After a while headlights flashed at the end of the street and Ranger's gleaming black Mercedes eased to a stop in front of my parents' house. Ranger helped Grandma out and smiled at me. “Your grandmother ate your pizza. Guess you work up an appetite being a hostage.”

“Are you coming in with me?”

“You'd have to kill me first.”

“I need to talk to you. This won't take long. Will you wait for me?”

Our eyes held and the silence stretched between us.

I mentally licked my lips and fanned myself. Yep. He'd wait.

I turned to go into the house and he pulled me back. His hands slid under my shirt and my breath caught.

“The wire,” he said, removing the tape, his fingertips warm against my skin, skimming the swell of breast not covered by my bra.

Grandma was already through the door when I caught up with her.

“Boy, I can't wait to go to the beauty parlor tomorrow and tell everyone about this one.”

My father looked up from his paper, and my mother gave an involuntary shudder.

“Who's laid out?” Grandma asked my father. “I haven't seen a paper in a couple days. Did I miss anything?”

My mother narrowed her eyes. “Where were you?”

“Danged if I know,” Grandma said. “I had a bag over my head when I went in and out.”

“She was kidnapped,” I told my mother.

“What do you mean . . . kidnapped?”

“I happened to have something that Eddie DeChooch wanted, and so he kidnapped Grandma and held her for ransom.”

“Thank God,” my mother said. “I thought she was shacked up with a man.”

My father went back to reading his paper. Just another day in the life of the Plum family.

“Did you learn anything from Choochy?” I asked Grandma. “Do you have any idea where Mooner and Dougie have gone?”

“Eddie doesn't know anything about them. He'd like to find them, too. He says Dougie's the one who started it all. He says Dougie stole his heart. I could never figure out what that heart business was about, though.”

“And you don't have any idea where you were kept?”

“He had a bag over my head when we went in and out. At first I didn't realize I was kidnapped. I thought it was some kinky sex thing. What I know is we did some driving around and then we went into a garage. I know because I heard the garage door open and close. And then we went into the downstairs part of a house. It was like the garage opened into the cellar except the cellar was fixed up. There was a television room and two bedrooms and a little kitchen down there. And another room with the furnace and the washer and dryer.
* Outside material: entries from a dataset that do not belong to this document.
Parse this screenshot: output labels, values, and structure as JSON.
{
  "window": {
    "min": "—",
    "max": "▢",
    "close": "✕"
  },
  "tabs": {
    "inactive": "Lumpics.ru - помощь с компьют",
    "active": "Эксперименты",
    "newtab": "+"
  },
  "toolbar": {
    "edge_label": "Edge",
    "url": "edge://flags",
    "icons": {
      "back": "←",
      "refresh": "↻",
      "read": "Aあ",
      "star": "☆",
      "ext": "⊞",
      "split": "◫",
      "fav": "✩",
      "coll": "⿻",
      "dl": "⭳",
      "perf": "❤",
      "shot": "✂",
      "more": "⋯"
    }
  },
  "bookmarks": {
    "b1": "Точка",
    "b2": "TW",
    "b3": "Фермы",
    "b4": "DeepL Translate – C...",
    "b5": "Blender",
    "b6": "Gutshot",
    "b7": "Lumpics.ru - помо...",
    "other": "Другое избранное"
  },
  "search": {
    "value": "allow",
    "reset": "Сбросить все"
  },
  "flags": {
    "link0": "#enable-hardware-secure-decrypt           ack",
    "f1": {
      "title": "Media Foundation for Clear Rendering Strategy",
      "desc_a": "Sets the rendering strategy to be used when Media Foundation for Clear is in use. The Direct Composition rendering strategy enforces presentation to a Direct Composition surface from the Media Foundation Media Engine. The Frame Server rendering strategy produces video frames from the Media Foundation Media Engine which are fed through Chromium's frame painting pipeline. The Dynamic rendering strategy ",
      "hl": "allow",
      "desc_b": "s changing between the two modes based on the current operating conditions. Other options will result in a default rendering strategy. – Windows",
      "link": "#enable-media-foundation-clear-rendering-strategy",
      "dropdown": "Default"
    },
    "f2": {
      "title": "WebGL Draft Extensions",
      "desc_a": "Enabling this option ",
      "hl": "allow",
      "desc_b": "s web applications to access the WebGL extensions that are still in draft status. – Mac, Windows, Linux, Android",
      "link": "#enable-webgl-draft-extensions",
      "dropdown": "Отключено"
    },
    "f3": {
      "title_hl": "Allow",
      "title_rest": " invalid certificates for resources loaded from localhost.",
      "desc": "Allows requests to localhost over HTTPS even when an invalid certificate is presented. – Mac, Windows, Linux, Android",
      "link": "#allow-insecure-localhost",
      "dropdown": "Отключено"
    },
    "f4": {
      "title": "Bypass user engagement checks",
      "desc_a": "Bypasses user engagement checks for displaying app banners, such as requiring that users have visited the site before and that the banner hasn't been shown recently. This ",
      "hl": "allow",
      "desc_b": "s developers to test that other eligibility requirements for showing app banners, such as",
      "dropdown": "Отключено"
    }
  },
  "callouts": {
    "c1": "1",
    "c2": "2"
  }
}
And I couldn't see out because there were only those little basement windows and they were closed up with shutters on the outside.” Grandma yawned. “Well, I'm going to bed. I'm pooped and I've got a big day tomorrow. I've got to make the most of this kidnapping. I've got a lot of people to tell.”

“Just don't say anything about the heart,” I told Grandma. “The heart is a secret.”

“Fine by me since I don't know what to say about it, anyway.”

“Are you going to press charges?”

Grandma looked surprised. “Against Choochy? Heck no. What would people think?”

Ranger was leaning against his car, waiting for me. He was dressed in black. Black dress slacks, expensive-looking black loafers, black T-shirt, black cashmere jacket. I knew the jacket wasn't for warmth. The jacket covered the gun. Not that it made any difference. The jacket was handsome.

“Ronald is probably going to take the heart to Richmond tomorrow,” I said to Ranger. “And I'm worried they'll discover it doesn't belong to Louie D.”

“And?”

“And I'm afraid they might want to send a message by doing something terrible to Mooner or Dougie.”

“And?”

“And I think Mooner and Dougie are in Richmond. I think Louie D's wife and sister are secretly working together. And I think they have Mooner and Dougie.”